Now the Savings & Loans had their own version of FDIC. It was called Federal Savings and Loan Insurance Corporation. (FSLIC) When the S & L’s began to fail, over 700 of them, the FSLIC went bankrupt and the responsibility was picked up by FDIC. The tax payer picked up the losses which are estimated to be around 150 billion. Merging the S & L losses with FDIC caused it to go broke as well and at the latest count, the Banks and the few remaining S & L’s FDIC members owe the fund over 100 billion dollars. So folks, just so you know, if your bank fails, the tax payer will cover your losses up to 250 thousand dollars. True they funnel the money through the FDIC but its tax payer money. We have the Social Security Fund with a positive 2.7 trillion + dollars at the moment and the FDIC which insures your bank deposits, bankrupt for years. So why aren’t the deficit-hawks screaming about reforming FDIC?
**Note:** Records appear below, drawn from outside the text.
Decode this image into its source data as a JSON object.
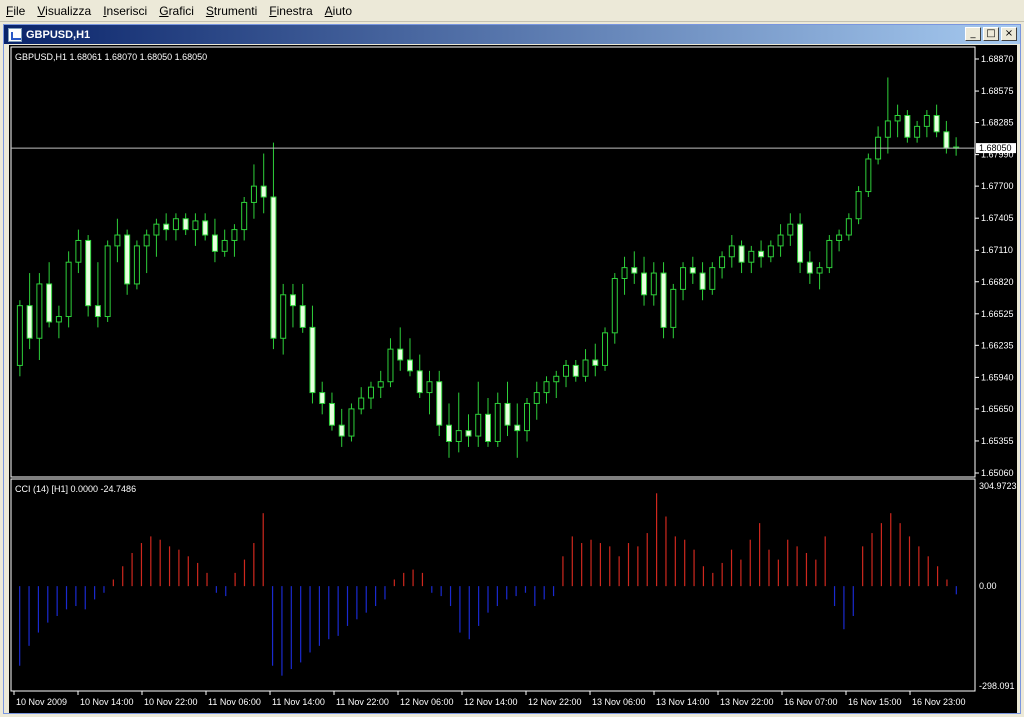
{
  "menu": [
    "File",
    "Visualizza",
    "Inserisci",
    "Grafici",
    "Strumenti",
    "Finestra",
    "Aiuto"
  ],
  "window": {
    "title": "GBPUSD,H1",
    "min_icon": "minimize-icon",
    "max_icon": "maximize-icon",
    "close_icon": "close-icon"
  },
  "price_panel": {
    "header": "GBPUSD,H1  1.68061 1.68070 1.68050 1.68050",
    "current_price": "1.68050",
    "price_labels": [
      "1.68870",
      "1.68575",
      "1.68285",
      "1.67990",
      "1.67700",
      "1.67405",
      "1.67110",
      "1.66820",
      "1.66525",
      "1.66235",
      "1.65940",
      "1.65650",
      "1.65355",
      "1.65060"
    ],
    "colors": {
      "up_body": "#000000",
      "down_body": "#e8ffe0",
      "wick": "#2ed03a",
      "price_line": "#c0c0c0"
    }
  },
  "cci_panel": {
    "header": "CCI (14) [H1]  0.0000 -24.7486",
    "max_label": "304.9723",
    "zero_label": "0.00",
    "min_label": "-298.091",
    "colors": {
      "positive": "#d0281e",
      "negative": "#1a2ad0"
    }
  },
  "time_labels": [
    "10 Nov 2009",
    "10 Nov 14:00",
    "10 Nov 22:00",
    "11 Nov 06:00",
    "11 Nov 14:00",
    "11 Nov 22:00",
    "12 Nov 06:00",
    "12 Nov 14:00",
    "12 Nov 22:00",
    "13 Nov 06:00",
    "13 Nov 14:00",
    "13 Nov 22:00",
    "16 Nov 07:00",
    "16 Nov 15:00",
    "16 Nov 23:00"
  ],
  "chart_data": {
    "type": "candlestick",
    "symbol": "GBPUSD",
    "timeframe": "H1",
    "ylim": [
      1.6506,
      1.6887
    ],
    "ohlc": [
      [
        1.6605,
        1.6665,
        1.6595,
        1.666
      ],
      [
        1.666,
        1.669,
        1.662,
        1.663
      ],
      [
        1.663,
        1.669,
        1.661,
        1.668
      ],
      [
        1.668,
        1.67,
        1.664,
        1.6645
      ],
      [
        1.6645,
        1.666,
        1.663,
        1.665
      ],
      [
        1.665,
        1.671,
        1.664,
        1.67
      ],
      [
        1.67,
        1.673,
        1.669,
        1.672
      ],
      [
        1.672,
        1.6725,
        1.665,
        1.666
      ],
      [
        1.666,
        1.67,
        1.664,
        1.665
      ],
      [
        1.665,
        1.672,
        1.6645,
        1.6715
      ],
      [
        1.6715,
        1.674,
        1.67,
        1.6725
      ],
      [
        1.6725,
        1.673,
        1.667,
        1.668
      ],
      [
        1.668,
        1.672,
        1.6675,
        1.6715
      ],
      [
        1.6715,
        1.673,
        1.669,
        1.6725
      ],
      [
        1.6725,
        1.674,
        1.6705,
        1.6735
      ],
      [
        1.6735,
        1.6745,
        1.672,
        1.673
      ],
      [
        1.673,
        1.6745,
        1.672,
        1.674
      ],
      [
        1.674,
        1.6745,
        1.6725,
        1.673
      ],
      [
        1.673,
        1.6745,
        1.6715,
        1.6738
      ],
      [
        1.6738,
        1.6745,
        1.672,
        1.6725
      ],
      [
        1.6725,
        1.674,
        1.67,
        1.671
      ],
      [
        1.671,
        1.673,
        1.6705,
        1.672
      ],
      [
        1.672,
        1.6735,
        1.6705,
        1.673
      ],
      [
        1.673,
        1.676,
        1.672,
        1.6755
      ],
      [
        1.6755,
        1.679,
        1.674,
        1.677
      ],
      [
        1.677,
        1.68,
        1.6745,
        1.676
      ],
      [
        1.676,
        1.681,
        1.662,
        1.663
      ],
      [
        1.663,
        1.668,
        1.6615,
        1.667
      ],
      [
        1.667,
        1.668,
        1.664,
        1.666
      ],
      [
        1.666,
        1.668,
        1.6635,
        1.664
      ],
      [
        1.664,
        1.666,
        1.657,
        1.658
      ],
      [
        1.658,
        1.659,
        1.656,
        1.657
      ],
      [
        1.657,
        1.658,
        1.6545,
        1.655
      ],
      [
        1.655,
        1.6565,
        1.653,
        1.654
      ],
      [
        1.654,
        1.657,
        1.6535,
        1.6565
      ],
      [
        1.6565,
        1.6585,
        1.656,
        1.6575
      ],
      [
        1.6575,
        1.659,
        1.6565,
        1.6585
      ],
      [
        1.6585,
        1.66,
        1.6575,
        1.659
      ],
      [
        1.659,
        1.663,
        1.6585,
        1.662
      ],
      [
        1.662,
        1.664,
        1.66,
        1.661
      ],
      [
        1.661,
        1.663,
        1.6595,
        1.66
      ],
      [
        1.66,
        1.6615,
        1.6575,
        1.658
      ],
      [
        1.658,
        1.66,
        1.656,
        1.659
      ],
      [
        1.659,
        1.66,
        1.654,
        1.655
      ],
      [
        1.655,
        1.657,
        1.652,
        1.6535
      ],
      [
        1.6535,
        1.658,
        1.6525,
        1.6545
      ],
      [
        1.6545,
        1.656,
        1.653,
        1.654
      ],
      [
        1.654,
        1.659,
        1.653,
        1.656
      ],
      [
        1.656,
        1.6575,
        1.653,
        1.6535
      ],
      [
        1.6535,
        1.658,
        1.653,
        1.657
      ],
      [
        1.657,
        1.659,
        1.654,
        1.655
      ],
      [
        1.655,
        1.657,
        1.652,
        1.6545
      ],
      [
        1.6545,
        1.6575,
        1.6535,
        1.657
      ],
      [
        1.657,
        1.659,
        1.6555,
        1.658
      ],
      [
        1.658,
        1.6595,
        1.657,
        1.659
      ],
      [
        1.659,
        1.66,
        1.6575,
        1.6595
      ],
      [
        1.6595,
        1.661,
        1.6585,
        1.6605
      ],
      [
        1.6605,
        1.661,
        1.659,
        1.6595
      ],
      [
        1.6595,
        1.662,
        1.659,
        1.661
      ],
      [
        1.661,
        1.6625,
        1.6595,
        1.6605
      ],
      [
        1.6605,
        1.664,
        1.66,
        1.6635
      ],
      [
        1.6635,
        1.669,
        1.6625,
        1.6685
      ],
      [
        1.6685,
        1.6705,
        1.667,
        1.6695
      ],
      [
        1.6695,
        1.671,
        1.668,
        1.669
      ],
      [
        1.669,
        1.6705,
        1.666,
        1.667
      ],
      [
        1.667,
        1.67,
        1.666,
        1.669
      ],
      [
        1.669,
        1.67,
        1.663,
        1.664
      ],
      [
        1.664,
        1.668,
        1.663,
        1.6675
      ],
      [
        1.6675,
        1.67,
        1.6665,
        1.6695
      ],
      [
        1.6695,
        1.6705,
        1.668,
        1.669
      ],
      [
        1.669,
        1.67,
        1.6665,
        1.6675
      ],
      [
        1.6675,
        1.67,
        1.667,
        1.6695
      ],
      [
        1.6695,
        1.671,
        1.6685,
        1.6705
      ],
      [
        1.6705,
        1.6725,
        1.6695,
        1.6715
      ],
      [
        1.6715,
        1.672,
        1.669,
        1.67
      ],
      [
        1.67,
        1.6715,
        1.669,
        1.671
      ],
      [
        1.671,
        1.672,
        1.6695,
        1.6705
      ],
      [
        1.6705,
        1.672,
        1.67,
        1.6715
      ],
      [
        1.6715,
        1.6735,
        1.6705,
        1.6725
      ],
      [
        1.6725,
        1.6745,
        1.6715,
        1.6735
      ],
      [
        1.6735,
        1.6745,
        1.669,
        1.67
      ],
      [
        1.67,
        1.671,
        1.668,
        1.669
      ],
      [
        1.669,
        1.67,
        1.6675,
        1.6695
      ],
      [
        1.6695,
        1.6725,
        1.669,
        1.672
      ],
      [
        1.672,
        1.673,
        1.671,
        1.6725
      ],
      [
        1.6725,
        1.6745,
        1.672,
        1.674
      ],
      [
        1.674,
        1.677,
        1.6735,
        1.6765
      ],
      [
        1.6765,
        1.68,
        1.676,
        1.6795
      ],
      [
        1.6795,
        1.6825,
        1.679,
        1.6815
      ],
      [
        1.6815,
        1.687,
        1.68,
        1.683
      ],
      [
        1.683,
        1.6845,
        1.6815,
        1.6835
      ],
      [
        1.6835,
        1.684,
        1.681,
        1.6815
      ],
      [
        1.6815,
        1.683,
        1.681,
        1.6825
      ],
      [
        1.6825,
        1.684,
        1.6815,
        1.6835
      ],
      [
        1.6835,
        1.6845,
        1.6815,
        1.682
      ],
      [
        1.682,
        1.683,
        1.68,
        1.6805
      ],
      [
        1.6805,
        1.6815,
        1.6798,
        1.6806
      ]
    ],
    "cci": [
      -240,
      -180,
      -140,
      -110,
      -90,
      -70,
      -60,
      -70,
      -40,
      -20,
      20,
      60,
      100,
      130,
      150,
      140,
      120,
      110,
      90,
      70,
      40,
      -20,
      -30,
      40,
      80,
      130,
      220,
      -240,
      -270,
      -250,
      -230,
      -200,
      -180,
      -160,
      -150,
      -120,
      -100,
      -80,
      -60,
      -40,
      20,
      40,
      50,
      40,
      -20,
      -30,
      -60,
      -140,
      -160,
      -120,
      -80,
      -60,
      -40,
      -30,
      -20,
      -60,
      -40,
      -30,
      90,
      150,
      130,
      140,
      130,
      120,
      90,
      130,
      120,
      160,
      280,
      210,
      150,
      140,
      110,
      60,
      40,
      70,
      110,
      80,
      140,
      190,
      110,
      80,
      140,
      120,
      100,
      80,
      150,
      -60,
      -130,
      -90,
      120,
      160,
      190,
      220,
      190,
      150,
      120,
      90,
      60,
      20,
      -24.7486
    ]
  }
}
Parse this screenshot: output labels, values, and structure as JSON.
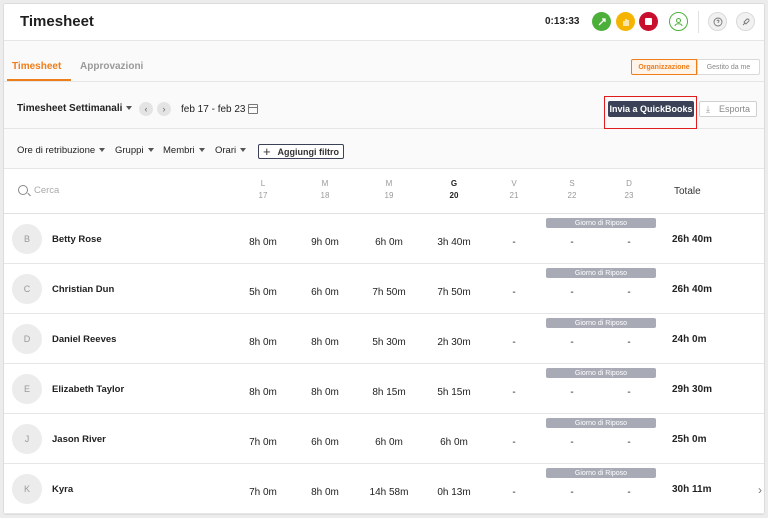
{
  "header": {
    "title": "Timesheet",
    "timer": "0:13:33",
    "icons": [
      "switch-icon",
      "hand-icon",
      "stop-icon",
      "user-icon",
      "help-icon",
      "rocket-icon"
    ]
  },
  "tabs": {
    "timesheet": "Timesheet",
    "approvals": "Approvazioni",
    "scope_org": "Organizzazione",
    "scope_me": "Gestito da me"
  },
  "controls": {
    "period": "Timesheet Settimanali",
    "daterange": "feb 17 - feb 23",
    "quickbooks": "Invia a QuickBooks",
    "export": "Esporta"
  },
  "filters": {
    "pay": "Ore di retribuzione",
    "groups": "Gruppi",
    "members": "Membri",
    "schedules": "Orari",
    "add": "Aggiungi filtro"
  },
  "table": {
    "search_placeholder": "Cerca",
    "total_header": "Totale",
    "rest_label": "Giorno di Riposo",
    "days": [
      {
        "letter": "L",
        "num": "17"
      },
      {
        "letter": "M",
        "num": "18"
      },
      {
        "letter": "M",
        "num": "19"
      },
      {
        "letter": "G",
        "num": "20"
      },
      {
        "letter": "V",
        "num": "21"
      },
      {
        "letter": "S",
        "num": "22"
      },
      {
        "letter": "D",
        "num": "23"
      }
    ],
    "rows": [
      {
        "initial": "B",
        "name": "Betty Rose",
        "hours": [
          "8h 0m",
          "9h 0m",
          "6h 0m",
          "3h 40m",
          "-",
          "-",
          "-"
        ],
        "total": "26h 40m"
      },
      {
        "initial": "C",
        "name": "Christian Dun",
        "hours": [
          "5h 0m",
          "6h 0m",
          "7h 50m",
          "7h 50m",
          "-",
          "-",
          "-"
        ],
        "total": "26h 40m"
      },
      {
        "initial": "D",
        "name": "Daniel Reeves",
        "hours": [
          "8h 0m",
          "8h 0m",
          "5h 30m",
          "2h 30m",
          "-",
          "-",
          "-"
        ],
        "total": "24h 0m"
      },
      {
        "initial": "E",
        "name": "Elizabeth Taylor",
        "hours": [
          "8h 0m",
          "8h 0m",
          "8h 15m",
          "5h 15m",
          "-",
          "-",
          "-"
        ],
        "total": "29h 30m"
      },
      {
        "initial": "J",
        "name": "Jason River",
        "hours": [
          "7h 0m",
          "6h 0m",
          "6h 0m",
          "6h 0m",
          "-",
          "-",
          "-"
        ],
        "total": "25h 0m"
      },
      {
        "initial": "K",
        "name": "Kyra",
        "hours": [
          "7h 0m",
          "8h 0m",
          "14h 58m",
          "0h 13m",
          "-",
          "-",
          "-"
        ],
        "total": "30h 11m"
      }
    ]
  }
}
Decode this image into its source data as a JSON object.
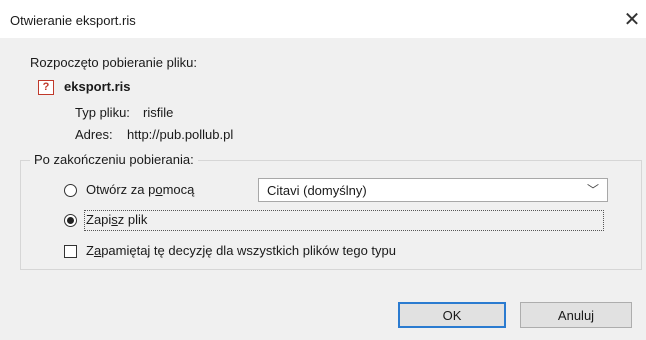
{
  "dialog": {
    "title": "Otwieranie eksport.ris",
    "close_glyph": "✕"
  },
  "download": {
    "started_text": "Rozpoczęto pobieranie pliku:",
    "file_icon_glyph": "?",
    "file_name": "eksport.ris",
    "type_label": "Typ pliku:",
    "type_value": "risfile",
    "address_label": "Adres:",
    "address_value": "http://pub.pollub.pl"
  },
  "after_download": {
    "group_title": "Po zakończeniu pobierania:",
    "open_with": {
      "label_pre": "Otwórz za p",
      "label_accel": "o",
      "label_post": "mocą",
      "checked": false
    },
    "app_select": {
      "value": "Citavi (domyślny)",
      "chevron": "﹀"
    },
    "save_file": {
      "label_pre": "Zapi",
      "label_accel": "s",
      "label_post": "z plik",
      "checked": true
    },
    "remember": {
      "label_pre": "Z",
      "label_accel": "a",
      "label_post": "pamiętaj tę decyzję dla wszystkich plików tego typu",
      "checked": false
    }
  },
  "buttons": {
    "ok_label": "OK",
    "cancel_label": "Anuluj"
  },
  "colors": {
    "focus_border": "#2b7bd0",
    "file_icon": "#c0392b",
    "background": "#f0f0f0"
  },
  "icons": {
    "file": "file-type-icon",
    "close": "close-icon",
    "dropdown": "chevron-down-icon"
  }
}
Due to years of lobbing pressure by the banks, the Glass Steagall Act was finally repealed in 1999 after 11 attempts that failed. Remember, it was part of FDR’s New Deal. I wish I could write that Democrats fought the Repeal, tooth and nail but alas, that would not be true. The vote in the Senate was 90 for repeal, 8 against. It the House it was 343 for repeal, and 86 against, and President Clinton signed it into law. You can use your search engine to check how the vote went. In the House it was HR – 10, 106th Congress. In the Senate it was S-900. There were a few people in Congress warning the repeal was the wrong thing to do.
Now when the Congress repealed Glass – Steagall, they left part of it on the books. The FDIC part is still in effect so banks can gamble with your savings and the tax payer will pay you back should your bank make a really bad bet and go belly up. At this writing, 495 banks have failed since Glass – Steagall was repealed.
We had the beginning of another financial collapse in 2008, but Ben Bernanke, Chairmen of the FED and a student of the Great Depression, in conjunction with the Treasury Department, pumped enough funds into the system to sort of stabilize the economy for a while, but did not fix the basic problem. Congress passed the Dodd Frank Bill but it’s a puny reform compared to Glass – Steagall. One good thing that came about due to Dodd Frank was the Consumer Protection Act and Elizabeth Warren, so there is some hope.
I recently heard ex-Sen. Phil Gramm, the guy who lead the crusade to kill Glass – Steagall, the guy who would probably been McCain’s Treasury Sectary, say, “Repealing Glass – Steagall did not cause the financial meltdown of 2008. Yeah it did!
We should re-learn the old Great Depression lesson that actual wealth cannot be created by manipulating numbers on paper. We buy into that illusion at the risk of another financial collapse. You can’t spin straw into gold.
This is my perception of history, thus my reality. Take exception to it if you will.